Description
🐛 Bug
I'm filing this is a bug, but perhaps this is actually just an important documentation issue.
Standard usage of Accuracy, Precision, Recall, and F1Score on multiclass produce identical results.
I am aware of #1717 but want to revisit this.
To Reproduce
Here is code (adapted from SO) replicating what happens when I've try to use torchmetrics in lightning:
import torch
import torchmetrics
from torchmetrics import MetricTracker, MetricCollection
from torchmetrics import Accuracy, F1Score, Precision, Recall, CohenKappa
num_classes = 3
list_of_metrics = [Accuracy(task="multiclass", num_classes=num_classes, average="micro"),
F1Score(task="multiclass", num_classes=num_classes),
Precision(task="multiclass",num_classes=num_classes),
Recall(task="multiclass",num_classes=num_classes),
]
maximize_list=[True,True,True,True]
metric_coll = MetricCollection(list_of_metrics)
tracker = MetricTracker(metric_coll, maximize=maximize_list)

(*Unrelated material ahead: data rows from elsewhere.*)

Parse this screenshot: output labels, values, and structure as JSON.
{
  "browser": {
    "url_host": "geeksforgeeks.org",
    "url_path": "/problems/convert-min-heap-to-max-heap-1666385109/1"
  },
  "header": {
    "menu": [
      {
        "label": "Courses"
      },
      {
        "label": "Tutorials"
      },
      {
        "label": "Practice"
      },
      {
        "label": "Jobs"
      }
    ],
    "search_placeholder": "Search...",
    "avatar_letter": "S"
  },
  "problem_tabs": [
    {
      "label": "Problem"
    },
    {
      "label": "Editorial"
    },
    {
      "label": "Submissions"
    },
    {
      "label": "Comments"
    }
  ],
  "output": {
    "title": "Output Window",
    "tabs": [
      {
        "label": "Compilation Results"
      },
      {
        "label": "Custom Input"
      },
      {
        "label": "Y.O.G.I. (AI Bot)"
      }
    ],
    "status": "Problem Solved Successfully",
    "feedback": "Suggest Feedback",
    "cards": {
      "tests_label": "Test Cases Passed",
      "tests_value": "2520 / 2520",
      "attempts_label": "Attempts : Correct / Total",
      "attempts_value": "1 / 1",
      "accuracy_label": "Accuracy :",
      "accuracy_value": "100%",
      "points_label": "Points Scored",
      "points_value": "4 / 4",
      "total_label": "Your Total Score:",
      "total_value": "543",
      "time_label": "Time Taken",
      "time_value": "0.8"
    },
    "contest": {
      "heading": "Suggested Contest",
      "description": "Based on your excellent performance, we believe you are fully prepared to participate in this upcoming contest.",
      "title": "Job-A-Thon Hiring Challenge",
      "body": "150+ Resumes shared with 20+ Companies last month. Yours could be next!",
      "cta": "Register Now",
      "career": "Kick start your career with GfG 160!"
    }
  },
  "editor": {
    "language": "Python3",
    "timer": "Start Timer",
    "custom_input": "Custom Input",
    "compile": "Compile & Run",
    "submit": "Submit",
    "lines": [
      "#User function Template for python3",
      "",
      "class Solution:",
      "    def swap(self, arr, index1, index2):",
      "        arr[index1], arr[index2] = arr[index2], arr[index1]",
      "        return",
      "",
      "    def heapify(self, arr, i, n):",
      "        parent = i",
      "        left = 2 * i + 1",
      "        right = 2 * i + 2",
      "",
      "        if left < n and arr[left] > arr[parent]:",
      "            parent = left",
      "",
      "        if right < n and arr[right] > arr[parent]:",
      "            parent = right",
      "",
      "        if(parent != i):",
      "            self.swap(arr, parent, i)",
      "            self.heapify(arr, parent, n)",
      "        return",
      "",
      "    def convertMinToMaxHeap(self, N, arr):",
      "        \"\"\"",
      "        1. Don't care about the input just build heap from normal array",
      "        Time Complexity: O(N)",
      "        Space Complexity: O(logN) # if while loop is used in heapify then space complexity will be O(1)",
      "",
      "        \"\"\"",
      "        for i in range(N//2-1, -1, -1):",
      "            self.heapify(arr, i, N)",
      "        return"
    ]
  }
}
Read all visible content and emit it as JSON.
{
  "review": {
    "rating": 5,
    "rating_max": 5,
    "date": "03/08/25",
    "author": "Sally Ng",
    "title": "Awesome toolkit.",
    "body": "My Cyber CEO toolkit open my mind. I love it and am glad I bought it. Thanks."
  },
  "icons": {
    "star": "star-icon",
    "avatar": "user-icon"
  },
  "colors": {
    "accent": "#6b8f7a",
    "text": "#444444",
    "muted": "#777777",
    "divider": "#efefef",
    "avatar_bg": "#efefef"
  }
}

pred = torch.Tensor([[0,.1,.5], # 2
[0,.1,.5], # 2
[0,.1,.5], # 2
[0,.1,.5], # 2
[0,.9,.1], # 1
[.9,.1,0]]) # 1
label = torch.Tensor([2,2,2,0,2,1])
tracker.increment()
tracker.update(pred, label)
for key, val in tracker.compute_all().items():
print(key,val)
gives
MulticlassAccuracy tensor([0.5000])
MulticlassF1Score tensor([0.5000])
MulticlassPrecision tensor([0.5000])
MulticlassRecall tensor([0.5000])
Expected behavior
Let's do recall:
- Class 2 we recall 3/4
- Class 1 we recall 0/1
- Class 0 we recall 0/1
That is recall 0.25.
MulticlassRecall docs (and other multiclass docs) indicate that average='macro'
by default. But in fact they are not. They are 'micro' (!?).
This is wrong for several reasons:
- Nasty gotcha.
- Not really a best practice either.
- Intimidating to people new to the library.
Environment
- TorchMetrics version (and how you installed TM, e.g.
conda
,pip
, build from source): main, and 1.2.1, pip - Python & PyTorch Version (e.g., 1.0): 2.x
- Any other relevant information such as OS (e.g., Linux): OSX
Additional context
Every few months, I come back to torchmetrics and stumble on this and then switch to sklearn.metrics.
I follow the tutorial, eagerly add Multiclass, and puzzle over the docs.
I'm happy this is done, but a smooth quickstart is important for attracting users. If even I, lightning fanboy, have shunned this library, then that say others have too.